While it could be argued that the foregoing does not contribute to the quest, the fact that it got my crew thinking, is a point I do not ignore.
My contention is, whatever turns on the quest for knowledge and sustains it beyond the oft analyzed attention span of our young is a valid endeavor. A quick glance at your home port shows you may have a lot more with which to stimulate learners, some far out in the nether reaches of the Highway of Light, yet the blink of an eye away.
April 6th, 2007 at 12:07 pm
I think the issue is deeper than that of the relationship between techno-savvy learners and subject-savvy practitioners. I have argued that we need to be aware of the pedagogy / andragogy / heutagogy continuum as a way of developing learners with both the curiosity and skill to take charge of their own, socially useful, learning. Repectively they should develop understandings of knowledge, negotiation and enterprise (creativity?). I taught this way for many years in Lewisham adding technologies into the mix as enabling devices as they came along and I found ways to use them. Students resisted this process at first because it wasn’t familiar, but as a practitioner I found through negotiation, support and trust, over time, that I could empower them to be actors in their own learning.

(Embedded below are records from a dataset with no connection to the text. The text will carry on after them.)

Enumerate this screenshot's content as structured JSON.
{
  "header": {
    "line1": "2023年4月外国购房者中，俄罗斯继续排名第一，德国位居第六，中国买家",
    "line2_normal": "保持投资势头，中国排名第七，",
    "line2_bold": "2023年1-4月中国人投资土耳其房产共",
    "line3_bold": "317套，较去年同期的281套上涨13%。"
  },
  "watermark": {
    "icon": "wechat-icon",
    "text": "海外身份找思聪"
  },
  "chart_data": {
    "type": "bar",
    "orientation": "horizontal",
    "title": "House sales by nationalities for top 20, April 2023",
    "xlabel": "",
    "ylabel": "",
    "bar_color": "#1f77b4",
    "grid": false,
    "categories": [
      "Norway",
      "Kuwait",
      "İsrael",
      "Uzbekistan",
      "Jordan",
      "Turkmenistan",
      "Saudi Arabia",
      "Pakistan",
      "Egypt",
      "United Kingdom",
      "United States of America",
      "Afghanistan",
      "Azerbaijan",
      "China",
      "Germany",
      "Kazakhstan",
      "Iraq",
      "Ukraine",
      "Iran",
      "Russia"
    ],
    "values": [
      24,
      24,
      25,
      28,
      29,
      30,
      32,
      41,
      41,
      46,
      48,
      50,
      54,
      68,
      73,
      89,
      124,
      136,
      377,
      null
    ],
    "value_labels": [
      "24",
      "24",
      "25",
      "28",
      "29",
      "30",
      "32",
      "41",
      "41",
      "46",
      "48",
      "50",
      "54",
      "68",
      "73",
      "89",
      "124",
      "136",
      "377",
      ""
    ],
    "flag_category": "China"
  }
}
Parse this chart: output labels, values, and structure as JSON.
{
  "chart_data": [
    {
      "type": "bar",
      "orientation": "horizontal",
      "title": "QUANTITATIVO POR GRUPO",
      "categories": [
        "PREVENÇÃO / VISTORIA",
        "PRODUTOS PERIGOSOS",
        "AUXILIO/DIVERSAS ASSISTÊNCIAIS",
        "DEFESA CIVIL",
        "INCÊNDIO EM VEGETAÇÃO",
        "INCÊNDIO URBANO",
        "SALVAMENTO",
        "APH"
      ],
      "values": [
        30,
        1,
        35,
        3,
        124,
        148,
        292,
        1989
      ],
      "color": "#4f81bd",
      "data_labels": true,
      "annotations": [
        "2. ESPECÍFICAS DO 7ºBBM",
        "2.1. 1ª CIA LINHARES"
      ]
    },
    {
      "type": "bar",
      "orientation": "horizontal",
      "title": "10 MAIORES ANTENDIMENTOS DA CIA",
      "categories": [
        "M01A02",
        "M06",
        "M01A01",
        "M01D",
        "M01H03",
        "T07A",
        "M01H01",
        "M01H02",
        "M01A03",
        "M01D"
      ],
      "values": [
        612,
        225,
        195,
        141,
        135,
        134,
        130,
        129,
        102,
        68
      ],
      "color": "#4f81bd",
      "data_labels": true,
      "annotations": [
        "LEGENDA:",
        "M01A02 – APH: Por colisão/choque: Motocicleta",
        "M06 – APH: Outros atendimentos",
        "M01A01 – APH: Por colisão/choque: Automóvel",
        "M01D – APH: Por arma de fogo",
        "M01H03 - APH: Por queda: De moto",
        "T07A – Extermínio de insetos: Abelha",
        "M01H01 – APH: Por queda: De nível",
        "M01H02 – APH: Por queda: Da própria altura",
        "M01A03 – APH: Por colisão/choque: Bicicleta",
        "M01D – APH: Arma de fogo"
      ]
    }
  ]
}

Maybe the dynamic that Rose talks of that is happening now, will enable a deeper understanding of socially useful learning strategies to develop, but it needs to be about more than just recuperating technology into the learning mix.
April 9th, 2007 at 1:48 pm
When this came up in our meeting the other week I tried to think of the Greek word for “community” – eventually remembering it is of course “polis” so how about “POLIGOGY”? A silly coined word but one that maybe reflects the idea of learning being embedded in a community, whether proximate or diffuse, virtual, whatever.
Mind you, Nigel then responded by observing that the ancient Athenian polis, for all that it espoused democratic principles, was exclusive in certain ways (no women, no slaves, no foreigners)… But that is true of all “communities” and the learner-generated contexts issue must also account for inclusion/exclusion.